Central Station is a Grade II listed building in the Epsom and Ewell local planning authority area, England. First listed on 9 May 1988. Station.
Central Station
- WRENN ID
- bitter-brass-oak
- Grade
- II
- Local Planning Authority
- Epsom and Ewell
- Country
- England
- Date first listed
- 9 May 1988
- Type
- Station
- Source
- Historic England listing
Description
Central Station is a former water, gas, and electricity station, now disused, designed in 1899 and opened in 1901 by Clifford Smith for the London County Council. It is constructed of yellow brick with red brick dressings, topped with Welsh slate roofs. The building comprises a three-stage water tower enclosed by lower two-storey and one-storey ancillary buildings, forming an L-shaped plan.
The tower has ashlar cornices between its stages. Red-brick quoins, keystoned archivolts, and shaped panels are located below the windows. The south side features two round-arched windows to the lower stage, with a lunette above, similar lunettes are present on the north and west sides, with three lunettes on the west side, the outer ones being smaller. Tall, red-brick machicolations are found on the upper stage, below a projecting cornice topped with a metal water tank, the tops of whose north and south sides are inverted triangle-shaped.
Attached to the south side is a low, three-bay, single-storey building with segmental brick-arched windows (the one on the left being smaller), raised, corbelled verges, and a central ridge stack. A similar, larger, two-storey building is situated against the west side, with end gables featuring keyed oculi and raised gable bands. A two-storey gabled block projecting on the east side is a later addition and of less significance; however, to its right are two paired original, gabled, single-storey ranges each having keyed, round-arched windows, the left range with two windows flanking a tall recess and the right range with three windows, gable bands, and louvred roof ridges.
The tower's interior is reported to retain a well head surrounded by railings on ball-finialed, fluted columns, and the original pumping machinery and engine.

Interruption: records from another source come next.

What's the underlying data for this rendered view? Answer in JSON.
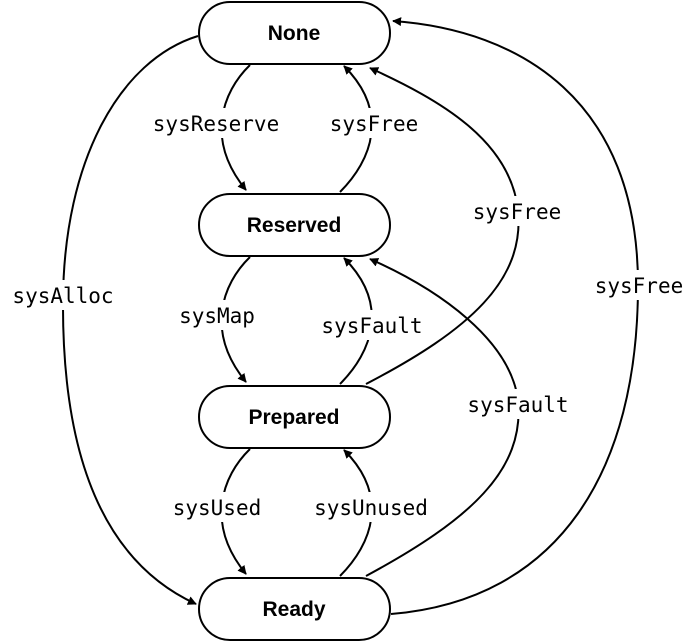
{
  "diagram": {
    "type": "state-machine",
    "nodes": [
      {
        "id": "none",
        "label": "None"
      },
      {
        "id": "reserved",
        "label": "Reserved"
      },
      {
        "id": "prepared",
        "label": "Prepared"
      },
      {
        "id": "ready",
        "label": "Ready"
      }
    ],
    "edges": [
      {
        "from": "none",
        "to": "reserved",
        "label": "sysReserve"
      },
      {
        "from": "reserved",
        "to": "none",
        "label": "sysFree"
      },
      {
        "from": "reserved",
        "to": "prepared",
        "label": "sysMap"
      },
      {
        "from": "prepared",
        "to": "reserved",
        "label": "sysFault"
      },
      {
        "from": "prepared",
        "to": "ready",
        "label": "sysUsed"
      },
      {
        "from": "ready",
        "to": "prepared",
        "label": "sysUnused"
      },
      {
        "from": "prepared",
        "to": "none",
        "label": "sysFree"
      },
      {
        "from": "ready",
        "to": "reserved",
        "label": "sysFault"
      },
      {
        "from": "none",
        "to": "ready",
        "label": "sysAlloc"
      },
      {
        "from": "ready",
        "to": "none",
        "label": "sysFree"
      }
    ]
  }
}
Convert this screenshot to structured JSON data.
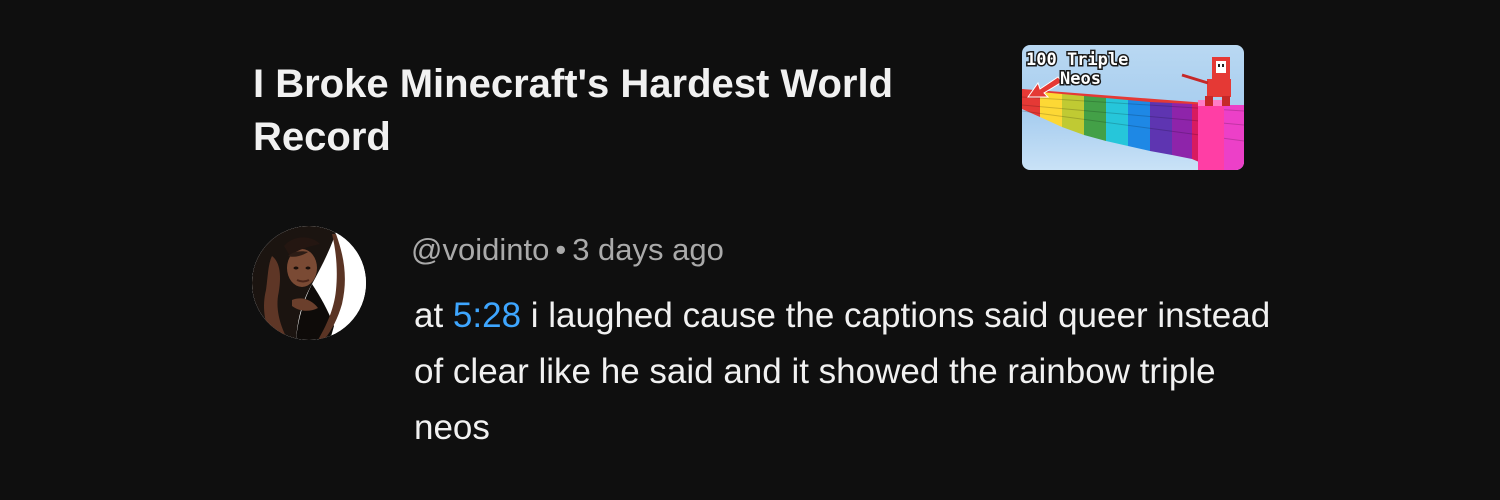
{
  "video": {
    "title": "I Broke Minecraft's Hardest World Record",
    "thumbnail": {
      "line1": "100 Triple",
      "line2": "Neos"
    }
  },
  "comment": {
    "author": "@voidinto",
    "separator": "•",
    "time_ago": "3 days ago",
    "text_before": "at ",
    "timestamp": "5:28",
    "text_after": " i laughed cause the captions said queer instead of clear like he said and it showed the rainbow triple neos"
  },
  "colors": {
    "background": "#0f0f0f",
    "primary_text": "#f1f1f1",
    "secondary_text": "#aaaaaa",
    "link": "#3ea6ff"
  }
}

The station originally served five nearby London County Council hospitals and included a 400-foot well shaft, a gas works, an electricity switching station, a weigh-bridge, a boiler house, an engine house, a storage-battery room, a machine-tool shop, a rail terminal, a 40,000-gallon water storage tank, a cooling water reservoir, an electric lighting plant, and a water softening plant.
At the time of inspection, the building was unused and in a state of disrepair.